Differential methylation and gene expression analysis

Both DNA methylation and gene expression data were analyzed in a pairwise fashion comparing samples from each site to both of the others. Differentially methylated CpGs (DMCs) were those with a methylation difference of > 25% and a false discovery rate adjusted p value < 0.01 by methylKit. Approximately 6.0% of DMCs were located in promoter regions, 34.6% in introns, 9.1% in exons, and 50.4% in intergenic regions (Supplementary Fig. 2).
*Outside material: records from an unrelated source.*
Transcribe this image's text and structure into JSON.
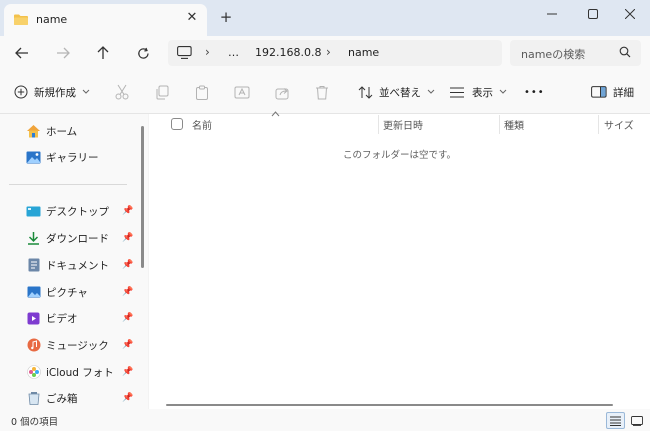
{
  "tab": {
    "title": "name",
    "close": "✕",
    "new_tab": "+"
  },
  "window": {
    "minimize": "—",
    "maximize": "☐",
    "close": "✕"
  },
  "address": {
    "crumbs": [
      "…",
      "192.168.0.8",
      "name"
    ],
    "separator": "›"
  },
  "search": {
    "placeholder": "nameの検索"
  },
  "commands": {
    "new": "新規作成",
    "sort": "並べ替え",
    "view": "表示",
    "more": "•••",
    "details": "詳細"
  },
  "sidebar": {
    "quick": [
      {
        "label": "ホーム",
        "icon": "home-icon"
      },
      {
        "label": "ギャラリー",
        "icon": "gallery-icon"
      }
    ],
    "pinned": [
      {
        "label": "デスクトップ",
        "icon": "desktop-icon"
      },
      {
        "label": "ダウンロード",
        "icon": "download-icon"
      },
      {
        "label": "ドキュメント",
        "icon": "document-icon"
      },
      {
        "label": "ピクチャ",
        "icon": "picture-icon"
      },
      {
        "label": "ビデオ",
        "icon": "video-icon"
      },
      {
        "label": "ミュージック",
        "icon": "music-icon"
      },
      {
        "label": "iCloud フォト",
        "icon": "icloud-photos-icon"
      },
      {
        "label": "ごみ箱",
        "icon": "recycle-bin-icon"
      }
    ]
  },
  "columns": {
    "name": "名前",
    "modified": "更新日時",
    "type": "種類",
    "size": "サイズ"
  },
  "empty_message": "このフォルダーは空です。",
  "status": {
    "count": "0 個の項目"
  },
  "colors": {
    "accent": "#005fb8",
    "folder": "#f3c14b",
    "titlebar": "#dfe7f2"
  }
}
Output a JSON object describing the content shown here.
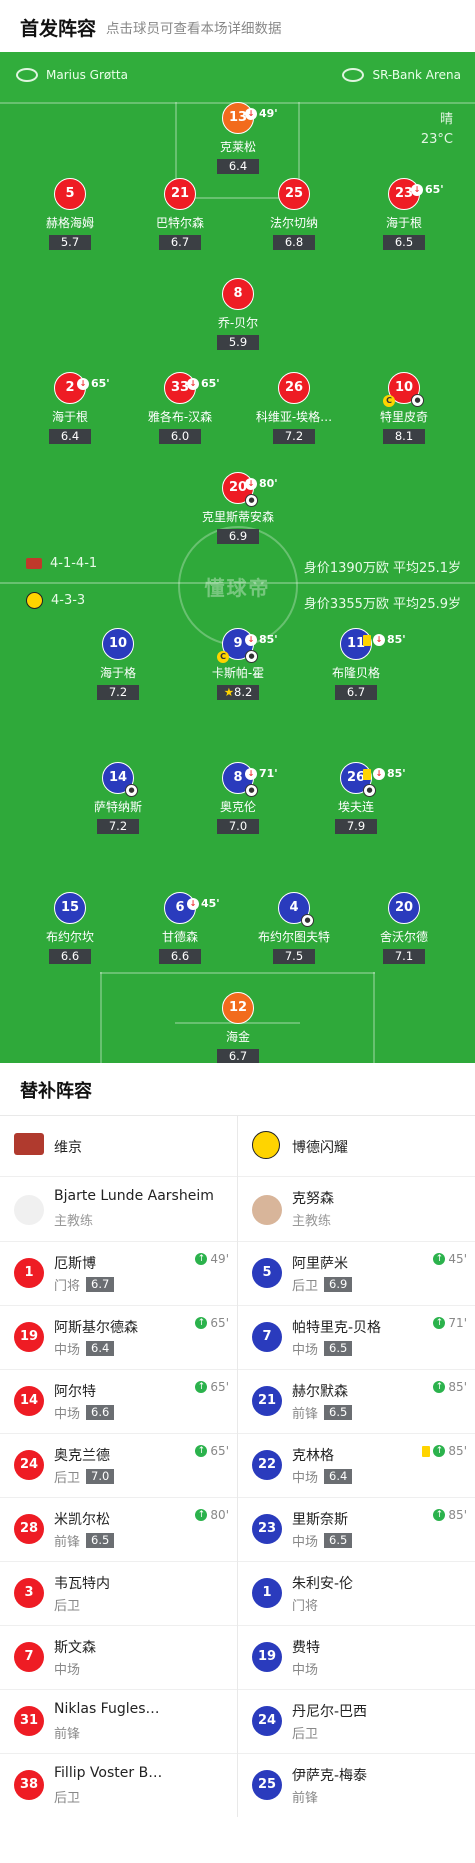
{
  "header": {
    "title": "首发阵容",
    "hint": "点击球员可查看本场详细数据"
  },
  "pitch": {
    "home_venue": "Marius Grøtta",
    "away_venue": "SR-Bank Arena",
    "weather": "晴",
    "temperature": "23°C",
    "watermark": "懂球帝",
    "home_formation": "4-1-4-1",
    "home_value": "身价1390万欧 平均25.1岁",
    "away_formation": "4-3-3",
    "away_value": "身价3355万欧 平均25.9岁"
  },
  "home_players": [
    {
      "num": "13",
      "name": "克莱松",
      "rating": "6.4",
      "sub": "49'"
    },
    {
      "num": "5",
      "name": "赫格海姆",
      "rating": "5.7"
    },
    {
      "num": "21",
      "name": "巴特尔森",
      "rating": "6.7"
    },
    {
      "num": "25",
      "name": "法尔切纳",
      "rating": "6.8"
    },
    {
      "num": "23",
      "name": "海于根",
      "rating": "6.5",
      "sub": "65'"
    },
    {
      "num": "8",
      "name": "乔-贝尔",
      "rating": "5.9"
    },
    {
      "num": "2",
      "name": "海于根",
      "rating": "6.4",
      "sub": "65'"
    },
    {
      "num": "33",
      "name": "雅各布-汉森",
      "rating": "6.0",
      "sub": "65'"
    },
    {
      "num": "26",
      "name": "科维亚-埃格…",
      "rating": "7.2"
    },
    {
      "num": "10",
      "name": "特里皮奇",
      "rating": "8.1"
    },
    {
      "num": "20",
      "name": "克里斯蒂安森",
      "rating": "6.9",
      "sub": "80'"
    }
  ],
  "away_players": [
    {
      "num": "10",
      "name": "海于格",
      "rating": "7.2"
    },
    {
      "num": "9",
      "name": "卡斯帕-霍",
      "rating": "8.2",
      "sub": "85'"
    },
    {
      "num": "11",
      "name": "布隆贝格",
      "rating": "6.7",
      "sub": "85'"
    },
    {
      "num": "14",
      "name": "萨特纳斯",
      "rating": "7.2"
    },
    {
      "num": "8",
      "name": "奥克伦",
      "rating": "7.0",
      "sub": "71'"
    },
    {
      "num": "26",
      "name": "埃夫连",
      "rating": "7.9",
      "sub": "85'"
    },
    {
      "num": "15",
      "name": "布约尔坎",
      "rating": "6.6"
    },
    {
      "num": "6",
      "name": "甘德森",
      "rating": "6.6",
      "sub": "45'"
    },
    {
      "num": "4",
      "name": "布约尔图夫特",
      "rating": "7.5"
    },
    {
      "num": "20",
      "name": "舍沃尔德",
      "rating": "7.1"
    },
    {
      "num": "12",
      "name": "海金",
      "rating": "6.7"
    }
  ],
  "subs": {
    "title": "替补阵容",
    "home_team": "维京",
    "away_team": "博德闪耀",
    "home_coach": {
      "name": "Bjarte Lunde Aarsheim",
      "role": "主教练"
    },
    "away_coach": {
      "name": "克努森",
      "role": "主教练"
    },
    "home": [
      {
        "num": "1",
        "name": "厄斯博",
        "pos": "门将",
        "rating": "6.7",
        "time": "49'"
      },
      {
        "num": "19",
        "name": "阿斯基尔德森",
        "pos": "中场",
        "rating": "6.4",
        "time": "65'"
      },
      {
        "num": "14",
        "name": "阿尔特",
        "pos": "中场",
        "rating": "6.6",
        "time": "65'"
      },
      {
        "num": "24",
        "name": "奥克兰德",
        "pos": "后卫",
        "rating": "7.0",
        "time": "65'"
      },
      {
        "num": "28",
        "name": "米凯尔松",
        "pos": "前锋",
        "rating": "6.5",
        "time": "80'"
      },
      {
        "num": "3",
        "name": "韦瓦特内",
        "pos": "后卫"
      },
      {
        "num": "7",
        "name": "斯文森",
        "pos": "中场"
      },
      {
        "num": "31",
        "name": "Niklas Fugles…",
        "pos": "前锋"
      },
      {
        "num": "38",
        "name": "Fillip Voster B…",
        "pos": "后卫"
      }
    ],
    "away": [
      {
        "num": "5",
        "name": "阿里萨米",
        "pos": "后卫",
        "rating": "6.9",
        "time": "45'"
      },
      {
        "num": "7",
        "name": "帕特里克-贝格",
        "pos": "中场",
        "rating": "6.5",
        "time": "71'"
      },
      {
        "num": "21",
        "name": "赫尔默森",
        "pos": "前锋",
        "rating": "6.5",
        "time": "85'"
      },
      {
        "num": "22",
        "name": "克林格",
        "pos": "中场",
        "rating": "6.4",
        "time": "85'"
      },
      {
        "num": "23",
        "name": "里斯奈斯",
        "pos": "中场",
        "rating": "6.5",
        "time": "85'"
      },
      {
        "num": "1",
        "name": "朱利安-伦",
        "pos": "门将"
      },
      {
        "num": "19",
        "name": "费特",
        "pos": "中场"
      },
      {
        "num": "24",
        "name": "丹尼尔-巴西",
        "pos": "后卫"
      },
      {
        "num": "25",
        "name": "伊萨克-梅泰",
        "pos": "前锋"
      }
    ]
  },
  "colors": {
    "pitch": "#2fa93a",
    "home": "#ee1c24",
    "away": "#2a3bbd",
    "keeper": "#f26b1d"
  }
}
Each DMC was mapped to a gene with the shortest distance from its transcript starting site and differentially methylated genes (DMG) were identified as having at least one mapped DMC. We also examined the correlation between the methylation levels of DMCs and body weight before animals were killed to assess the effect of different body weight on methylation. While the majority of the Pearson correlations were not significant, a large portion of the DMCs between Site #1 and Site #3 showed a statistically significant correlation with body weight (Supplementary Fig. 3).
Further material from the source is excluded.